李慧¹^,²(), 张婉¹^,², 常益豪², 杨霞³, 肖祥伟⁴, 朱景乐¹^,^*()

1.中国林业科学研究院经济林研究所,经济林种质创新与利用国家林业和草原局重点实验室,河南郑州 450003
2.河南农业大学林学院,河南郑州 450002
3.国有信阳市南湾林场,河南信阳 464100
4.国有信阳市平桥区天目山林场,河南信阳 464100

收稿日期:2022-08-29 修回日期:2022-10-07 出版日期:2024-09-30 发布日期:2024-10-03
通讯作者: * 朱景乐(zhujingle1982@126.com),副研究员。
作者简介:
李慧(lh382490531@163.com)。
基金资助:
河南省重点研发专项(241111113300);中央级公益性科研院所基本科研业务费专项资金项目(CAFYBB2018ZB001-11)

Construction and application of the leaf area prediction model for young Quercus variabilis

LI Hui¹^,²(), ZHANG Wan¹^,², CHANG Yihao², YANG Xia³, XIAO Xiangwei⁴, ZHU Jingle¹^,^*()

1. Key Laboratory of Non-timber Forest Germplasm Enhancement & Utilization of National Forestry and Grassland Administration, Research Institute of Non-timber Forestry, Chinese Academy of Forestry, Zhengzhou 450003, China
2. College of Forestry, Henan Agriculture University, Zhengzhou 450002, China
3. Nanwan State Forest Farm, Xinyang 464100, China
4. Tianmushan State Forest Farm, Pingqiao District, Xinyang 464100, China

Received:2022-08-29 Revised:2022-10-07 Online:2024-09-30 Published:2024-10-03

摘要/Abstract

摘要：

【目的】建立幼龄栓皮栎叶面积预测模型,实现快速无损测量,并对43个栓皮栎家系的叶片形状变异情况和差异特征进行分析,为栓皮栎遗传多样性研究及良种选育提供理论基础。【方法】从全国不同地区筛选出43个栓皮栎家系作为研究对象,通过对叶长、叶宽、叶长宽比、叶长宽积与实测叶面积的相关性分析及曲线拟合分析,筛选出叶面积预测模型最佳参数;通过几何模型和曲线拟合分析,筛选最优的幼龄栓皮栎叶面积预测模型,并进行验证;运用统计描述、单因素方差分析、相关性分析、聚类分析的方法进行不同家系间叶片的差异分析。【结果】①叶长宽积(X₁×X₂)与幼龄栓皮栎叶面积呈显著相关,可根据这一组合指标进行幼龄栓皮栎叶面积预测模型的建立。②幼龄栓皮栎叶面积预测模型Y=0.595X₁×X₂+257.640最为精确,R²=0.946,标准误差低至32.830 cm²,可以用来预测幼龄栓皮栎叶片的面积。③43个栓皮栎家系间各项叶片指标均有不同程度的变异,不同家系间和家系内叶片差异均较大。④叶片性状与原产地地理信息相关性分析结果表明,除叶干质量与年降水量外,与其他指标均无显著相关性;43个家系不能独立分类,规律性不强。【结论】以叶长宽积为参数,建立了较为精准的幼龄栓皮栎叶面积预测模型Y=0.595X₁×X₂+257.640,为获得栓皮栎叶面积提供了一种高效、无损的方法,为栓皮栎良种培育和家系选择提供理论基础。

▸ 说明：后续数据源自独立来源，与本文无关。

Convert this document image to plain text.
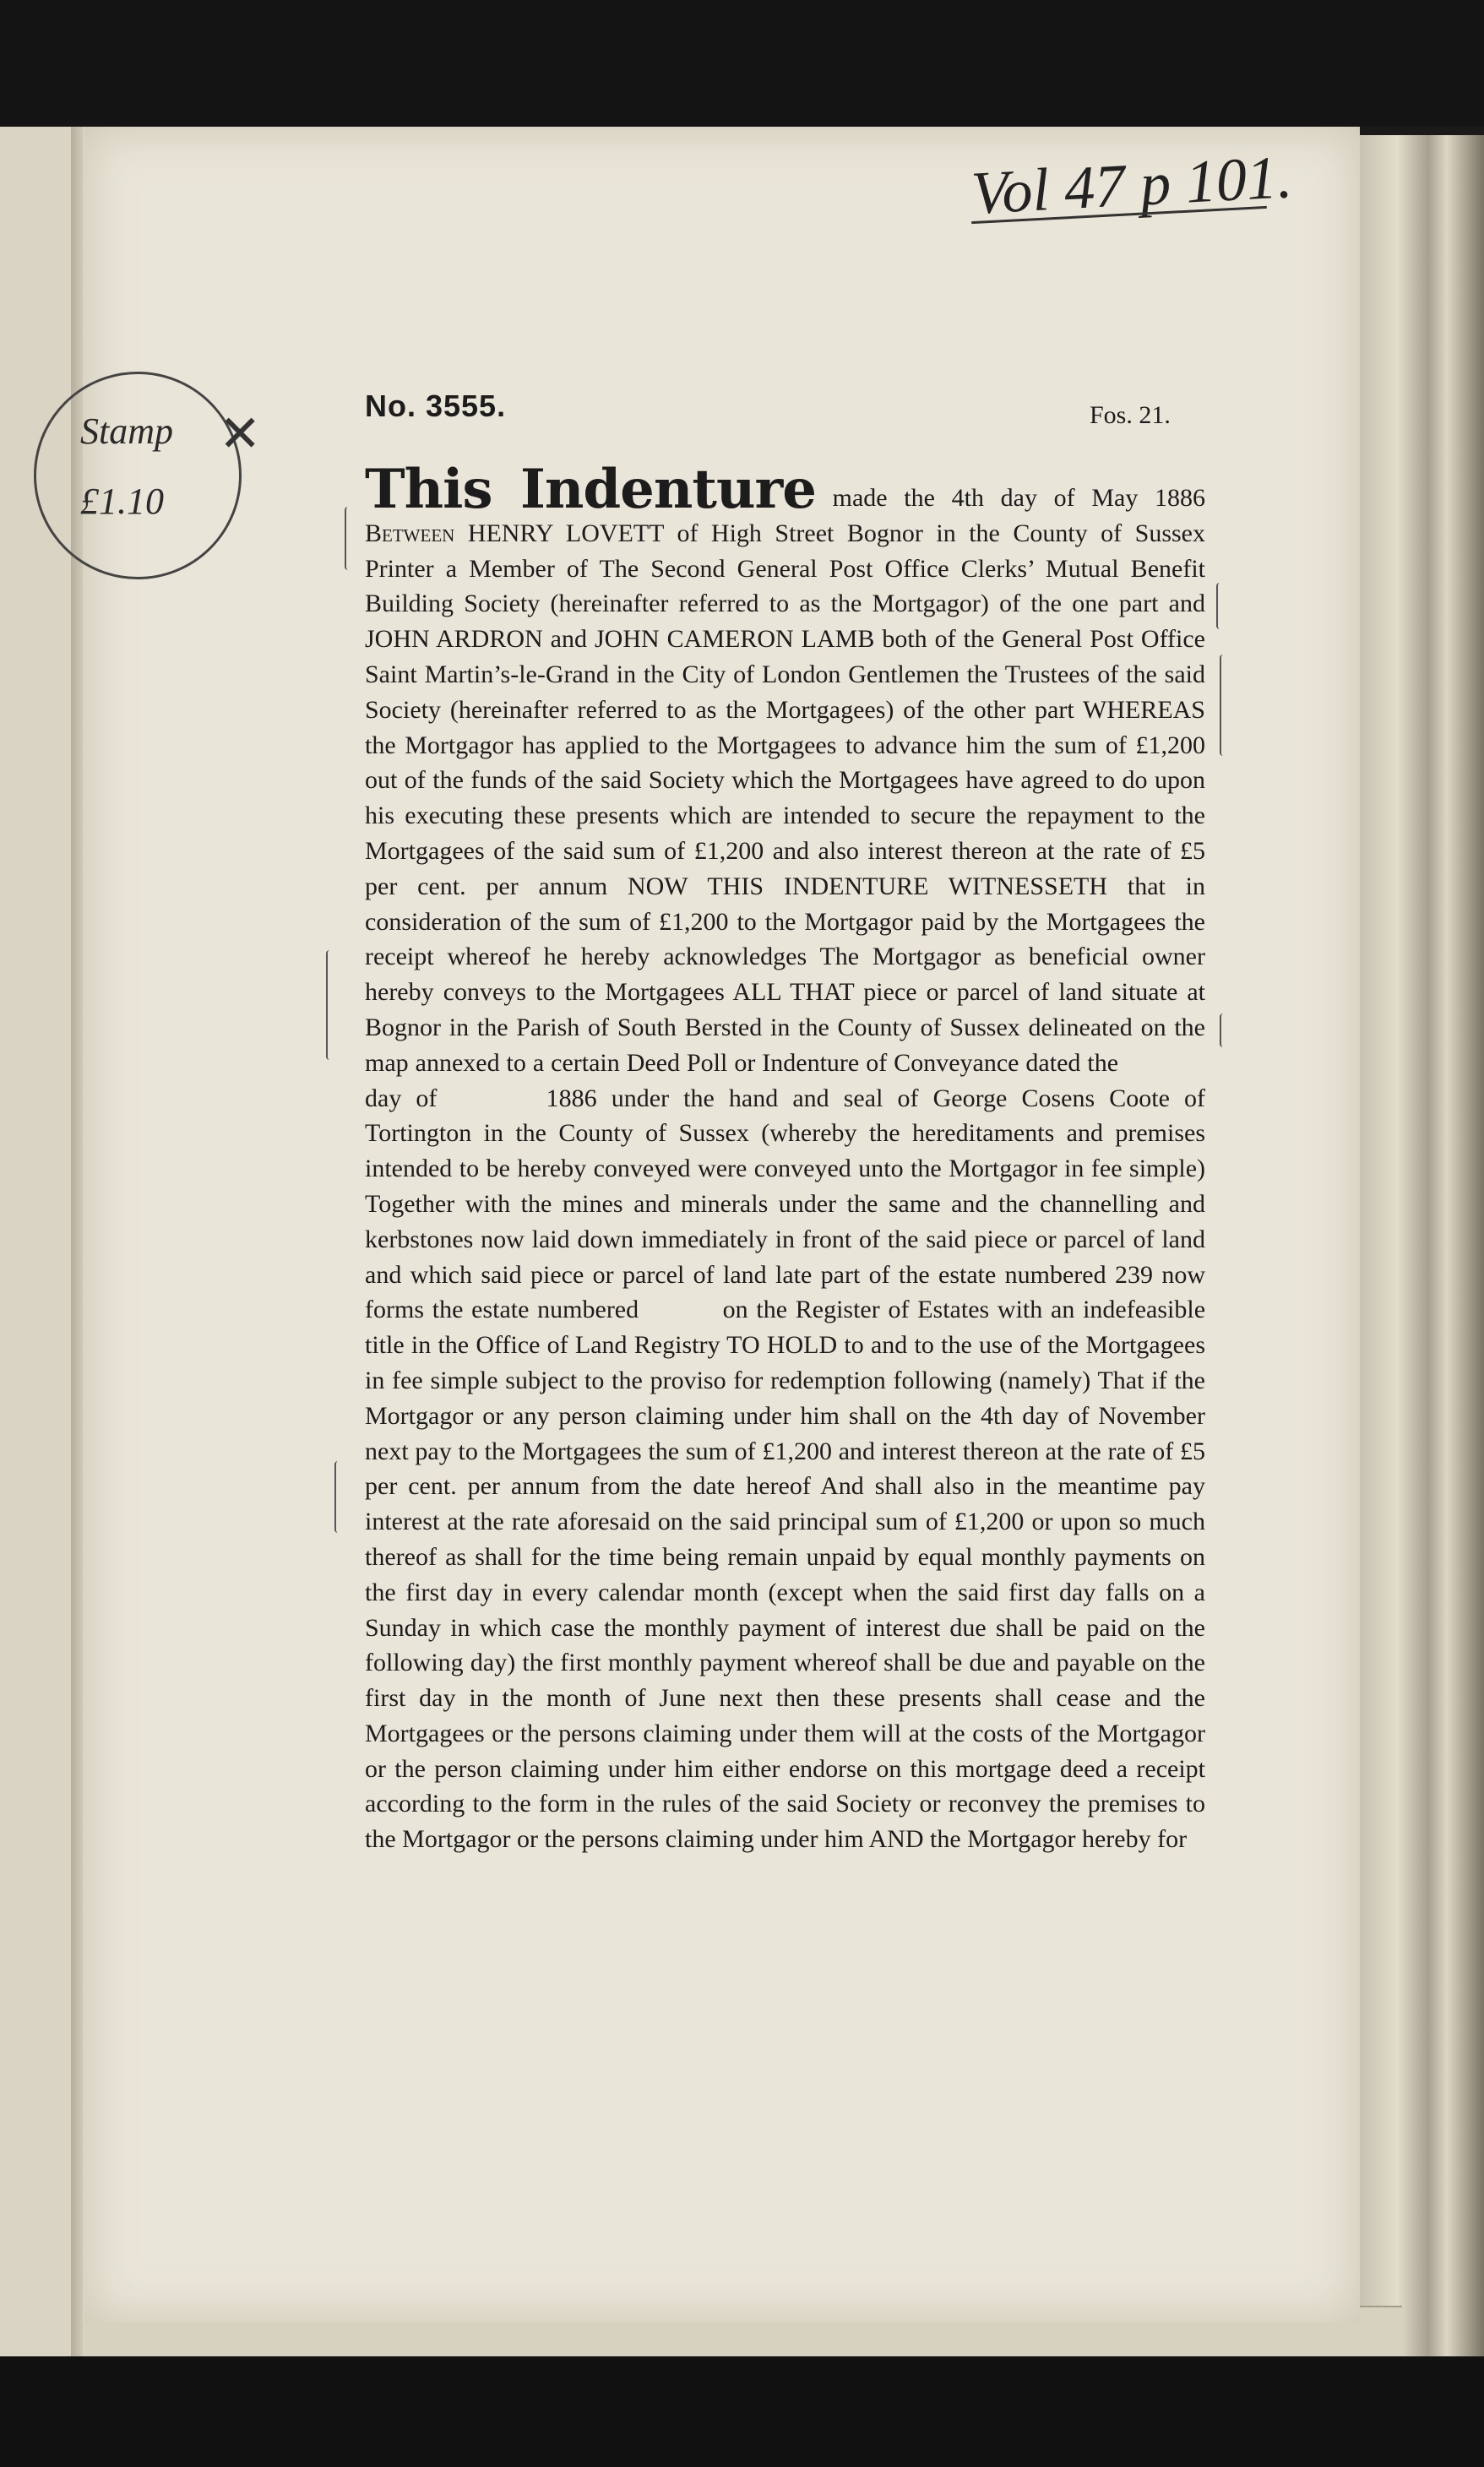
Vol 47 p 101.
Stamp
£1.10
✕
No. 3555.	Fos. 21.
This Indenture made the 4th day of May 1886 Between HENRY LOVETT of High Street Bognor in the County of Sussex Printer a Member of The Second General Post Office Clerks’ Mutual Benefit Building Society (hereinafter referred to as the Mortgagor) of the one part and JOHN ARDRON and JOHN CAMERON LAMB both of the General Post Office Saint Martin’s-le-Grand in the City of London Gentlemen the Trustees of the said Society (hereinafter referred to as the Mortgagees) of the other part WHEREAS the Mortgagor has applied to the Mortgagees to advance him the sum of £1,200 out of the funds of the said Society which the Mortgagees have agreed to do upon his executing these presents which are intended to secure the repayment to the Mortgagees of the said sum of £1,200 and also interest thereon at the rate of £5 per cent. per annum NOW THIS INDENTURE WITNESSETH that in consideration of the sum of £1,200 to the Mortgagor paid by the Mortgagees the receipt whereof he hereby acknowledges The Mortgagor as beneficial owner hereby conveys to the Mortgagees ALL THAT piece or parcel of land situate at Bognor in the Parish of South Bersted in the County of Sussex delineated on the map annexed to a certain Deed Poll or Indenture of Conveyance dated the  day of	1886 under the hand and seal of George Cosens Coote of Tortington in the County of Sussex (whereby the hereditaments and premises intended to be hereby conveyed were conveyed unto the Mortgagor in fee simple) Together with the mines and minerals under the same and the channelling and kerbstones now laid down immediately in front of the said piece or parcel of land and which said piece or parcel of land late part of the estate numbered 239 now forms the estate numbered	on the Register of Estates with an indefeasible title in the Office of Land Registry TO HOLD to and to the use of the Mortgagees in fee simple subject to the proviso for redemption following (namely) That if the Mortgagor or any person claiming under him shall on the 4th day of November next pay to the Mortgagees the sum of £1,200 and interest thereon at the rate of £5 per cent. per annum from the date hereof And shall also in the meantime pay interest at the rate aforesaid on the said principal sum of £1,200 or upon so much thereof as shall for the time being remain unpaid by equal monthly payments on the first day in every calendar month (except when the said first day falls on a Sunday in which case the monthly payment of interest due shall be paid on the following day) the first monthly payment whereof shall be due and payable on the first day in the month of June next then these presents shall cease and the Mortgagees or the persons claiming under them will at the costs of the Mortgagor or the person claiming under him either endorse on this mortgage deed a receipt according to the form in the rules of the said Society or reconvey the premises to the Mortgagor or the persons claiming under him AND the Mortgagor hereby for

关键词: 栓皮栎家系, 叶面积预测模型, 叶片形状, 变异特征

Abstract:

【Objective】The leaf area prediction model of young Quercus variabilis was established to apply a rapid and nondestructive measurement. The leaf shape variation and difference characteristics of 43 different Q. variabilis families were analyzed to provide a theoretical basis for studying the genetic diversity and breeding of Q. variabilis. 【Method】A total of 43 Q. variabilis families were selected from different regions of China as the research objects. The optimal parameters of the leaf area prediction model were selected through correlation analysis and curve fitting analysis of leaf length, width, length-width ratio, length-width product, and measured leaf area.Through geometric model and curve fitting analysis, the optimal prediction model of the leaf area of young Q. variabilis was screened, and the results were verified. The differences in leaves among different families were analyzed by statistical description, one-way analysis of variance, correlation analysis, and cluster analysis. 【Result】(1) Leaf length-width product (X₁×X₂) was significantly correlated with the leaf area of young Q. variabilis, and the prediction model of leaf area of young Q. variabilis could be established according to this combination index. (2) The leaf area prediction model of young Q. variabilis Y=0.595X₁ ×X₂+257.640 was the most accurate, R²=0.946, and the standard error was as low as 32.830 cm², which could be used to predict the leaf area of young Q. variabilis.(3) The leaf indexes of the 43 Q. variabilis families had different degrees of variation. The differences in leaves among different families and within families were large. (4) The results of the correlation analysis between leaf traits and geographical information of origin showed no significant correlation between other indexes except leaf dry weight and annual precipitation. 43 families could not be classified independently, and the regularity was not strong. 【Conclusion】A more accurate prediction model of the leaf area of young Q. variabilis Y=0.595X₁×X₂+257.640 was established by using leaf length and width product as parameters, which provided an efficient and nondestructive method for obtaining the leaf area of Q. variabilis and provided a theoretical basis for breeding and family selection of Q. variabilis.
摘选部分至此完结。